Flashpoints

China’s MIRVs: Sign of a Cold War to Come?

Recent Features

Flashpoints

China’s MIRVs: Sign of a Cold War to Come?

What caused China’s interest in multiple independently targetable reentry vehicle warheads?

China’s MIRVs: Sign of a Cold War to Come?

Testing of the Peacekeeper reentry vehicles, all eight (ten capable) fired from only one missile. Each line represents the path of an individual warhead.

Credit: David James Paquin via Wikimedia Commons

Big news hit the front page of the New York Times on Saturday, in the form of a long article on China’s efforts to miniaturize its nuclear arsenal. The article, using the annual Pentagon report on Chinese military capabilities as its primary source, noted that the decision to tackle the technical problems associated with miniaturization suggest (but only suggest) a larger shift in nuclear weapons doctrine. As the Times article notes, China has long had the latent capacity to MIRV its nuclear missiles, a step that the United States, the Soviet Union, France, and the United Kingdom took long ago.

The Diplomat has closely followed developments in China’s policy of minimal nuclear deterrence, observing that while China had not yet decided to make the leap toward a nuclear warfighting strategy, the modernization and recapitalization of its force over the past decade could open the door to more offensive options.

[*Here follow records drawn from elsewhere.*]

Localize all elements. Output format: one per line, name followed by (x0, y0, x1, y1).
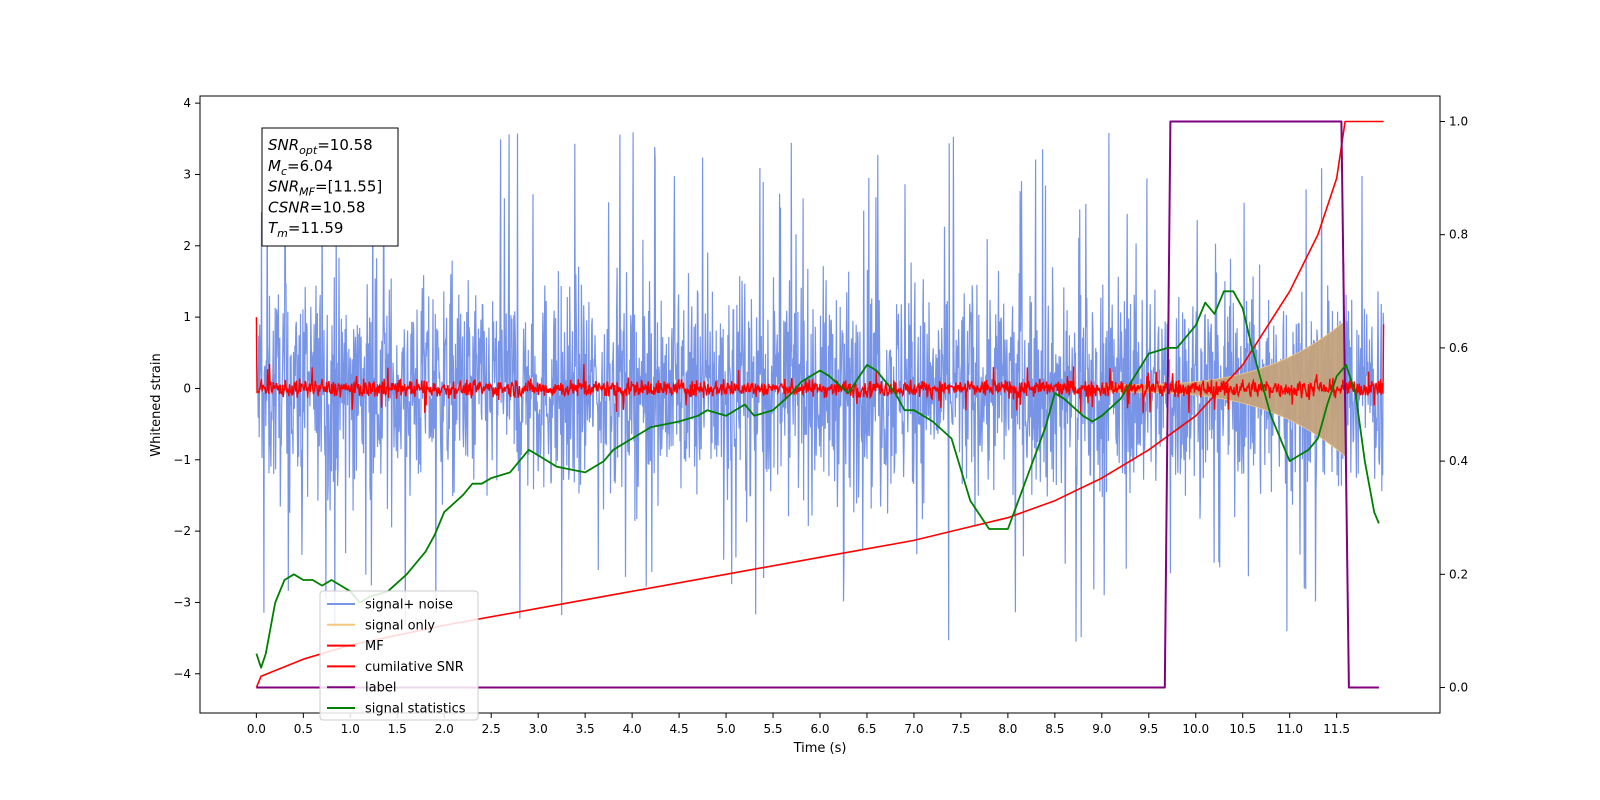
y2-tick-label: 0.8 (1449, 228, 1468, 242)
legend-label: MF (365, 639, 384, 654)
y-tick-label: −1 (173, 453, 191, 467)
annotation-frame (261, 127, 399, 247)
annotation-line: Tm=11.59 (268, 219, 343, 240)
x-tick-label: 5.0 (717, 722, 736, 736)
series-signal-statistics (255, 290, 1380, 669)
x-tick-label: 2.5 (482, 722, 501, 736)
legend-label: cumilative SNR (365, 660, 464, 675)
x-tick-label: 7.5 (951, 722, 970, 736)
y-tick-label: −2 (173, 524, 191, 538)
y-axis-label: Whitened strain (149, 353, 164, 456)
y2-tick-label: 0.6 (1449, 341, 1468, 355)
legend-label: signal only (365, 618, 435, 633)
x-tick-label: 8.0 (998, 722, 1017, 736)
y2-tick-label: 0.2 (1449, 567, 1468, 581)
x-tick-label: 1.0 (341, 722, 360, 736)
legend-frame (319, 590, 479, 721)
x-tick-label: 0.0 (247, 722, 266, 736)
y-tick-label: −3 (173, 595, 191, 609)
y-tick-label: 3 (183, 167, 191, 181)
x-tick-label: 11.5 (1323, 722, 1350, 736)
y2-tick-label: 0.4 (1449, 454, 1468, 468)
x-tick-label: 3.0 (529, 722, 548, 736)
legend: signal+ noise signal only MF cumilative SNR… (319, 590, 479, 721)
x-tick-label: 9.0 (1092, 722, 1111, 736)
x-tick-label: 0.5 (294, 722, 313, 736)
x-tick-label: 8.5 (1045, 722, 1064, 736)
axes: 0.0 0.5 1.0 1.5 2.0 2.5 3.0 3.5 4.0 4.5 5.0 5.5 6.0 6… (173, 96, 1468, 736)
annotation-line: Mc=6.04 (268, 157, 333, 178)
annotation-line: CSNR=10.58 (268, 198, 365, 216)
plot-area (255, 120, 1385, 689)
y-tick-label: 2 (183, 239, 191, 253)
annotation-line: SNRopt=10.58 (268, 136, 373, 157)
x-tick-label: 3.5 (576, 722, 595, 736)
legend-label: signal statistics (365, 702, 466, 717)
x-tick-label: 10.0 (1182, 722, 1209, 736)
annotation-box: SNRopt=10.58Mc=6.04SNRMF=[11.55]CSNR=10.… (261, 127, 399, 247)
x-tick-label: 5.5 (763, 722, 782, 736)
x-tick-label: 7.0 (904, 722, 923, 736)
annotation-line: SNRMF=[11.55] (268, 178, 382, 199)
series-signal-noise (255, 132, 1385, 642)
series-mf (255, 317, 1385, 414)
y2-tick-label: 1.0 (1449, 114, 1468, 128)
x-tick-label: 6.0 (810, 722, 829, 736)
series-label (256, 120, 1379, 689)
x-tick-label: 4.0 (623, 722, 642, 736)
legend-label: signal+ noise (365, 598, 453, 613)
y2-tick-label: 0.0 (1449, 681, 1468, 695)
y-tick-label: −4 (173, 667, 191, 681)
x-tick-label: 9.5 (1139, 722, 1158, 736)
x-tick-label: 10.5 (1229, 722, 1256, 736)
x-axis-label: Time (s) (793, 741, 847, 756)
x-tick-label: 11.0 (1276, 722, 1303, 736)
x-tick-label: 6.5 (857, 722, 876, 736)
y-tick-label: 4 (183, 96, 191, 110)
x-tick-label: 4.5 (670, 722, 689, 736)
x-tick-label: 2.0 (435, 722, 454, 736)
y-tick-label: 1 (183, 310, 191, 324)
legend-label: label (365, 681, 396, 696)
y-tick-label: 0 (183, 381, 191, 395)
x-tick-label: 1.5 (388, 722, 407, 736)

Hans Kristensen has argued that this represents a major change in China’s nuclear posture, and a bad day for efforts at limiting the role that nuclear arms play in geopolitics. Others see this shift in more evolutionary terms, as holding to long-established technological red lines put clear limits on China’s ability to maintain a sophisticated deterrent. No one believes that France or the United Kingdom, which have long used MIRVs on submarine-launched ballistic missiles, seriously entertain the offensive use of nuclear weapons. Moreover, it’s worth noting that few American policymakers would even momentarily entertain enduring the level of nuclear insecurity that China lives with on a daily basis.

Does this decision come as a direct response to U.S. anti-ballistic missile efforts? Possibly, but these efforts have been in the works since the middle of last decade. Notably, U.S. efforts have yet to yield a workable defense system that an American president could entrust to defend against even a limited Chinese strike. Still, the notion that BMD loomed large in Chinese thinking can’t be discounted, and would suggest that China has only adjusted, and not fundamentally changed, its choice of deterrent posture.

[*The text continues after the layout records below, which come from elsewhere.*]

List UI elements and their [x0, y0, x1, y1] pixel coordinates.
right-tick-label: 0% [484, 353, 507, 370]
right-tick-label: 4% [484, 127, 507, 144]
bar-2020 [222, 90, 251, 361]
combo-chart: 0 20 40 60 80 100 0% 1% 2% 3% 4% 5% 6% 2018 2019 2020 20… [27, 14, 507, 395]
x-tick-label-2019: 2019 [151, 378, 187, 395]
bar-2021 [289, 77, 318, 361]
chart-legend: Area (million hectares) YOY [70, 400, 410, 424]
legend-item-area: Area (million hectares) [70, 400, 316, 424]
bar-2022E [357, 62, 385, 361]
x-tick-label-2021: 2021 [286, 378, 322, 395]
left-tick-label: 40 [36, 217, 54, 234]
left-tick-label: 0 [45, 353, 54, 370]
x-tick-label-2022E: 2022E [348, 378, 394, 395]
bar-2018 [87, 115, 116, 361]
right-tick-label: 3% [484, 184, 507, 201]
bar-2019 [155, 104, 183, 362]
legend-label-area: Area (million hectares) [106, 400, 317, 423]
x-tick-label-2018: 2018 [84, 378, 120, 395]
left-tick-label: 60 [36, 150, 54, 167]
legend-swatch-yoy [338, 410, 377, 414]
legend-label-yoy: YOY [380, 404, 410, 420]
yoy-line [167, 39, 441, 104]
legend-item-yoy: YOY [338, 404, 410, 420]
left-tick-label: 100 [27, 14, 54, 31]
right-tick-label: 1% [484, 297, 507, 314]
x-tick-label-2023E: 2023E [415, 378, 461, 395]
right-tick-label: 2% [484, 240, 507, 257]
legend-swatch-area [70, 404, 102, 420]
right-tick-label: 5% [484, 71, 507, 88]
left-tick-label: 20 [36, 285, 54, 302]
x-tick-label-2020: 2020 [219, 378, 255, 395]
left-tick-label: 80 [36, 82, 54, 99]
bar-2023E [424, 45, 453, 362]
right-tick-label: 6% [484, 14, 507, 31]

The broader issue may be how China views the potential for long-term hostility between the U.S. and the PRC. While Americans are generally inclined to wildly overstate the importance of American behavior to the decision-making of foreigners, it can hardly be lost on Beijing that even the “dovish” party in the United States envisions a long-term period of confrontation. The Obama administration has even attempted to sell its primary multilateral economic effort, the TPP, on the grounds of security concerns about China.

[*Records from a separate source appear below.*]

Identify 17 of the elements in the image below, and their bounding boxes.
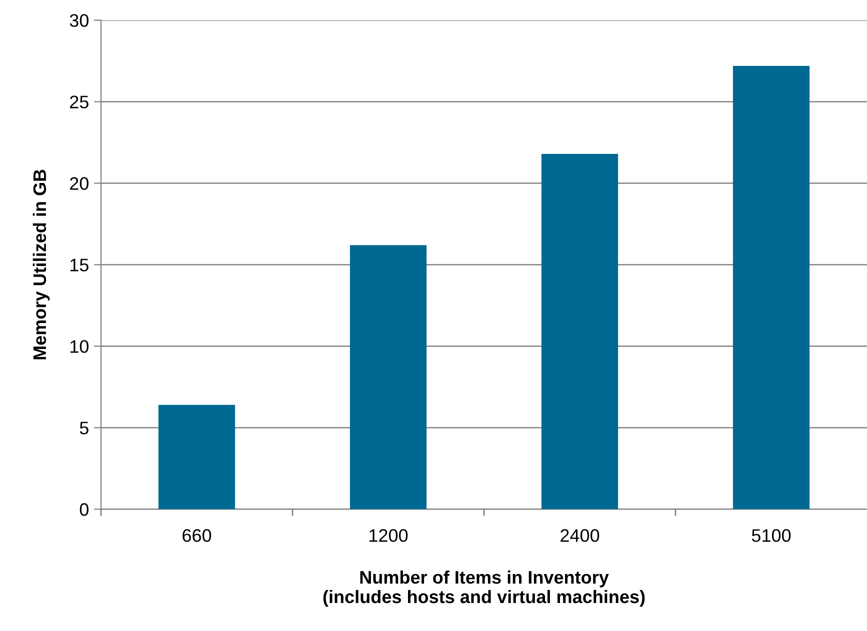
x-tick-label: 2400 [560, 529, 600, 542]
bar [732, 66, 810, 510]
x-tick-label: 660 [182, 529, 212, 542]
x-axis-title: Number of Items in Inventory (includes hosts and virtual machines) [323, 570, 645, 607]
y-tick-label: 30 [70, 14, 88, 27]
x-tick-label: 1200 [370, 529, 408, 542]
y-tick-label: 0 [80, 503, 88, 516]
y-tick-label: 20 [70, 177, 88, 190]
x-tick-label: 5100 [752, 529, 791, 542]
y-axis-title: Memory Utilized in GB [32, 170, 50, 360]
y-tick-label: 25 [70, 96, 88, 108]
y-tick-label: 10 [70, 340, 88, 353]
y-tick-label: 15 [70, 258, 88, 272]
bar [350, 245, 427, 510]
y-tick-label: 5 [80, 422, 88, 434]
bar [541, 154, 618, 510]
bar [158, 404, 236, 510]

There can be little question, however, that U.S. analysts who have long warned about China’s threat to the United States will feel vindicated by this report. It seems likely that the decision to MIRV will support, rather than deter, U.S. pursuit of missile defense systems, which in turn may push China towards a larger nuclear program (especially if China envisions an offensive warfighting doctrine). At some point, we’ll be forced to ask whether Washington and Beijing need to take another page from the Cold War rulebook, and consider bilateral nuclear limitation talks.